Table 3 shows the MedAEs and predicted refractive errors of subgroups according to ACD values (2.40 and 2.90 mm) determined by the Hoffer Q and Haigis formulae. The MedAE predicted by the Haigis formula (0.40 D) was significantly smaller than that predicted by the Hoffer Q formula (0.66 D) in eyes with an ACD of less than 2.40 mm ( P = .027). There were, however, no significant differences found between the MedAEs predicted by the Hoffer Q and Haigis formulae in eyes with an ACD of 2.40 mm or more.
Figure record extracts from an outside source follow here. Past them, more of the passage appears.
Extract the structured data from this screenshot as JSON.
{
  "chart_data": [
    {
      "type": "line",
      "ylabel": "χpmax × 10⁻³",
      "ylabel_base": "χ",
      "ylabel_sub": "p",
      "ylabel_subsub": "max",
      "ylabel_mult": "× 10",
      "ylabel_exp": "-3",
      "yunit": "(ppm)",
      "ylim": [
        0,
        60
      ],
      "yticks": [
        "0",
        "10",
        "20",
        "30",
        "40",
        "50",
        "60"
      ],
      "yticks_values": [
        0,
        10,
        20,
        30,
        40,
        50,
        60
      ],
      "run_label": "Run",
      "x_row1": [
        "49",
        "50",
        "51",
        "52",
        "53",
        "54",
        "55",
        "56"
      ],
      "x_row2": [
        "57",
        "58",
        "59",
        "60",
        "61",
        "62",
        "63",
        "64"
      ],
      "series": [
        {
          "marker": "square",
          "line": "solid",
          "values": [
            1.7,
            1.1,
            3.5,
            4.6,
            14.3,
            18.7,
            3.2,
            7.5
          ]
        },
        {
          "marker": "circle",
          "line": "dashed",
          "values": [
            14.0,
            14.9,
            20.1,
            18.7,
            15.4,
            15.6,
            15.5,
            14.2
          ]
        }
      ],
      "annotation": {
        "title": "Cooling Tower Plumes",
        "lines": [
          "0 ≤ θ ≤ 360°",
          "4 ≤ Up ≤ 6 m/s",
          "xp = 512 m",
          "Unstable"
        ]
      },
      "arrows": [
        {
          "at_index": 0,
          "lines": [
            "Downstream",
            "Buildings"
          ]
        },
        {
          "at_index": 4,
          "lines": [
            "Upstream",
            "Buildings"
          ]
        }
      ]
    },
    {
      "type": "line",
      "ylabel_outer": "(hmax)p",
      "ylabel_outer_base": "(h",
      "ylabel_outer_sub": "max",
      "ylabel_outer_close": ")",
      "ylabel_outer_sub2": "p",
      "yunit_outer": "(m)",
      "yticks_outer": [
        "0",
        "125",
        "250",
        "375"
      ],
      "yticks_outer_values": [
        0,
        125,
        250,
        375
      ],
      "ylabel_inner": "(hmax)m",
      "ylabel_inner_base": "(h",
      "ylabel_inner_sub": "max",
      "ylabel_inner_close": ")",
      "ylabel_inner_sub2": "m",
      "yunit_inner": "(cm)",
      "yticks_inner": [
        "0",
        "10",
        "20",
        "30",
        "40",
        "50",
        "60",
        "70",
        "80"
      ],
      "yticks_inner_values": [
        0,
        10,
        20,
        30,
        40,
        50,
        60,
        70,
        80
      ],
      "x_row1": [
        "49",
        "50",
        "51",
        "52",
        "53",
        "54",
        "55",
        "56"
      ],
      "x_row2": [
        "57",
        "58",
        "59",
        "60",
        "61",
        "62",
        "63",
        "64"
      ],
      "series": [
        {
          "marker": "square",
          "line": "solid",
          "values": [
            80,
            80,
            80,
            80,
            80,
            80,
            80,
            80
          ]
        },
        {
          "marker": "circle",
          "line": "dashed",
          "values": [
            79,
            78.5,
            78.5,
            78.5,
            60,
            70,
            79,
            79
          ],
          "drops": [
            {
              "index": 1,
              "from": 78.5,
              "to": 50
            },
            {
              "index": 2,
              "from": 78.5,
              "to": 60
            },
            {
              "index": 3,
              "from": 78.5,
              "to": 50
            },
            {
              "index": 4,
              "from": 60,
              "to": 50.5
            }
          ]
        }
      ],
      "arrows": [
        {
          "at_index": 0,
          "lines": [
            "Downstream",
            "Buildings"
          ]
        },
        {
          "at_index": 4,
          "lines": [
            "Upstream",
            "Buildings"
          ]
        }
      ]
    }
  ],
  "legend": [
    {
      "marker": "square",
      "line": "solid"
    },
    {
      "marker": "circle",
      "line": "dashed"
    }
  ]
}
|Hoffer Q||Haigis||P Value|
|ACD < 2.40 mm (n = 25)|
|RE, D (range)||−0.59 (−1.65∼0.68)||−0.04 (−1.09∼0.154)|
|±0.25 D (%)||12.0||36.0|
|±0.50 D (%)||40.0||60.0|
|±1.00 D (%)||68.0||88.0|
|>±2.00 D (%)||0.0||0.0|
|2.40 mm ≤ ACD < 2.90 mm (n = 28)|
|RE, D (range)||−0.11 (−1.55∼0.97)||0.36 (−1.09∼1.36)|
|±0.25 D (%)||39.3||32.1|
|±0.50 D (%)||75.0||64.3|
|±1.00 D (%)||96.4||85.7|
|>±2.00 D (%)||0.0||0.0|
|2.90 mm ≤ ACD (n = 22)|
|RE, D (range)||0.03 (−0.65∼0.95)||0.25 (−0.41∼1.25)|
|±0.25 D (%)||36.4||45.5|
|±0.50 D (%)||72.7||77.3|
|±1.00 D (%)||100.0||90.9|
|>±2.00 D (%)||0.0||0.0|
The data-adjusted pACD for the Hoffer Q formula was calculated as 5.55. When the optimized predicted refraction of the Hoffer Q formula was used, there was no significant improvement of the MedAE among the study subjects. However, the MedAE significantly decreased from 0.66 D to 0.51 D in eyes with an ACD less than 2.40 mm ( P = .012). When subjects were divided into 3 subgroups based on ACDs of 2.40 and 2.90 mm, the corresponding pACDs for the Hoffer Q formula were calculated as 5.39, 5.60, and 5.67. The MedAE significantly decreased further from 0.51 D to 0.49 D ( P = .030) in eyes with an ACD less than 2.40 mm when different pACDs based on ACD were applied ( Table 4 ).